Facing the Sublime: The Zombie Figure, Climate Change, and the Crisis of Categorization

Elaine Chong

Abstract


In the article, zombies are presented as the 21st century’s way to encounter the sublime, and as a way to rethink the rigid binaries in Western culture and our effects on climate change. By applying Edmund Burke’s treatise, A Philosophical Inquiry into the Origin of Our Ideas of the Sublime and Beautiful, the terror equated with witnessing something neither alive nor dead is capable of creating feelings of the sublime. The horror instilled by the zombie is because this figure defies categorization in the most basic way –it exists between life and death. The author uses Marjorie Garber’s work Vested Interests that explores a “third” category that questions typical gender binary. This crisis of categorization works similarly with the zombie figure because it too lies in the middle of a stable, unchallengeable binary –that of life and death. This binary becomes permeable in zombie fiction, throwing the reader into a psychological state capable of experiencing the sublime.
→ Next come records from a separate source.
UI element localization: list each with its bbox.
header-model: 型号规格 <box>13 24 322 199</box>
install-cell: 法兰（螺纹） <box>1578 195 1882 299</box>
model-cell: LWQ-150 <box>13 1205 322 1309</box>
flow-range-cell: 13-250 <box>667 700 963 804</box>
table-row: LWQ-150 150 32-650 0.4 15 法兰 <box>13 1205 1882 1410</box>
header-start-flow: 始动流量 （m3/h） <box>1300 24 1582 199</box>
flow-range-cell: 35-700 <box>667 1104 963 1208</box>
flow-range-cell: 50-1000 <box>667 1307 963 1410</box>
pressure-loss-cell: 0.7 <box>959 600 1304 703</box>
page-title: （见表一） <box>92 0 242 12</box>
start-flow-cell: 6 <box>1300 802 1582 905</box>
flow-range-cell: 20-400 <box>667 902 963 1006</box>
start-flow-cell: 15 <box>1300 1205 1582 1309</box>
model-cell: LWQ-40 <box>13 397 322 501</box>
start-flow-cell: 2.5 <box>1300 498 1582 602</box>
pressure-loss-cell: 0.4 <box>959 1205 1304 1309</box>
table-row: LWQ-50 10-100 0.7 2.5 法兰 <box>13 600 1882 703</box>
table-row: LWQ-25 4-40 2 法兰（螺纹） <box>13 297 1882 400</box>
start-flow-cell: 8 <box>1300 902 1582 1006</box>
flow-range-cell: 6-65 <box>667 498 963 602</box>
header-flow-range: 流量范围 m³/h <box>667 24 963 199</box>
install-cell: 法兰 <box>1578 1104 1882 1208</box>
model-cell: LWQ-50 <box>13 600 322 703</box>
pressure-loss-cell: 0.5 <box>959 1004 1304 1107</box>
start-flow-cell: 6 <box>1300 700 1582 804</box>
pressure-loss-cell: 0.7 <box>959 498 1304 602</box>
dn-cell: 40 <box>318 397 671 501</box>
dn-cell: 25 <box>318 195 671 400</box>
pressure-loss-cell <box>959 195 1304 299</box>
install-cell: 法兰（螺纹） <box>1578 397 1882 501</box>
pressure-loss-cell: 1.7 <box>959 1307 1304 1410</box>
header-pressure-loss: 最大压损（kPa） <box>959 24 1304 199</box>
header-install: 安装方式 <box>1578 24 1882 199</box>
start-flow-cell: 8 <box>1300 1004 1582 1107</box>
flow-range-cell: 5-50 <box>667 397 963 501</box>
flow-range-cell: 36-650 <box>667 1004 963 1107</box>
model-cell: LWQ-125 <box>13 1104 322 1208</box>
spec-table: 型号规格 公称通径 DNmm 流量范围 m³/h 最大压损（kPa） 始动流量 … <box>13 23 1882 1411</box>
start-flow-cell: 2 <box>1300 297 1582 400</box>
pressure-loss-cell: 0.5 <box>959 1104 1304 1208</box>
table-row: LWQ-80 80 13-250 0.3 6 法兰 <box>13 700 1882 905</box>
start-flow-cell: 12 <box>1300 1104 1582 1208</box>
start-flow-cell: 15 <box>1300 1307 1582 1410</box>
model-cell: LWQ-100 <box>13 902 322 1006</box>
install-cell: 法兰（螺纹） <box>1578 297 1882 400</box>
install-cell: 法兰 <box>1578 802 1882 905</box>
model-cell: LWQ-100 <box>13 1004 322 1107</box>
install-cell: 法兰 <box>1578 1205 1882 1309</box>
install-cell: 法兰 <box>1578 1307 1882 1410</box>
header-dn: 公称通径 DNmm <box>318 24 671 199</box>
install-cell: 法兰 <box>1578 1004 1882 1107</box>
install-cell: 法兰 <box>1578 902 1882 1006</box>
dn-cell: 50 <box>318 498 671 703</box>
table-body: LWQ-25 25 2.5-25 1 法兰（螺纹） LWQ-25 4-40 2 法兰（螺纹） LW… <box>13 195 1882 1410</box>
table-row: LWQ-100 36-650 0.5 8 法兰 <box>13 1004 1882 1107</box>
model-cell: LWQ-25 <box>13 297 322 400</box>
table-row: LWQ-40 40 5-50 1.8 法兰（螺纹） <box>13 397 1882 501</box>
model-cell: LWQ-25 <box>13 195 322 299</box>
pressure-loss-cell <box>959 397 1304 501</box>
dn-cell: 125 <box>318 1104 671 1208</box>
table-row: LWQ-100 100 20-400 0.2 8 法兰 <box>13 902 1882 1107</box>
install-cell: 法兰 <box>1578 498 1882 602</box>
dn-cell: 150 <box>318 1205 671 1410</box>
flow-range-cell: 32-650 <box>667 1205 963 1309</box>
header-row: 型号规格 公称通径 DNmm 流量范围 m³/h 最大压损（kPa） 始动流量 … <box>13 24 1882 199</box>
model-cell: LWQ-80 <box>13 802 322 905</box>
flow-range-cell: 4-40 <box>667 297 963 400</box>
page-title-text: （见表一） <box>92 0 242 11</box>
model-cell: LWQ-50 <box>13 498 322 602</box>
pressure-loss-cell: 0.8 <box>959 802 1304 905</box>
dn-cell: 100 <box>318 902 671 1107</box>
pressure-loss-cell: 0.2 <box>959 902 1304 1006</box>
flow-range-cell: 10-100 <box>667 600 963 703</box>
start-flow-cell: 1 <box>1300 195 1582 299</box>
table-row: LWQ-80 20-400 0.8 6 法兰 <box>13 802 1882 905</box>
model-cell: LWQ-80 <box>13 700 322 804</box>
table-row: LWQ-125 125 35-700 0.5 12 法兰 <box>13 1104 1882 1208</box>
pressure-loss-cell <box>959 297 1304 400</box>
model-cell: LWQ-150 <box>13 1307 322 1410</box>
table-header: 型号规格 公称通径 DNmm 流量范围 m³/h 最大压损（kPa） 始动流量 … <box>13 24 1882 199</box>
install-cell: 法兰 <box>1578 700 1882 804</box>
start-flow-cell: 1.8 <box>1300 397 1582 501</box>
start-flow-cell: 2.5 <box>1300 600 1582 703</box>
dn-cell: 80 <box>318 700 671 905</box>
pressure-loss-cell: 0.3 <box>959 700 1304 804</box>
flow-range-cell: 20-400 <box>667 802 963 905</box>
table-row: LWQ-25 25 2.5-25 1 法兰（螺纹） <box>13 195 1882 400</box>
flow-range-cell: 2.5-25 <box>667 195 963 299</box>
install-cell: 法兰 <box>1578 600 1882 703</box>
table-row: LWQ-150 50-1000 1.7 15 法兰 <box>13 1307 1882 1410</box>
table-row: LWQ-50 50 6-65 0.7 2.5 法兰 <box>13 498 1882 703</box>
Zombies have evolved in each retelling. However in each the brain is the vital organ necessary for a zombie’s survival, including Warm Bodies, World War Z, and I Am Legend. Through a close reading of I Am Legend, the author argues that the existence of the zombie narrative parallels how the Western world has treated the planet and contributed to climate change. Zombies are a destructive vision of humanity, and through the “third” space that zombie literature provides, society is able to encounter the environmental damage it is inflicting on the planet.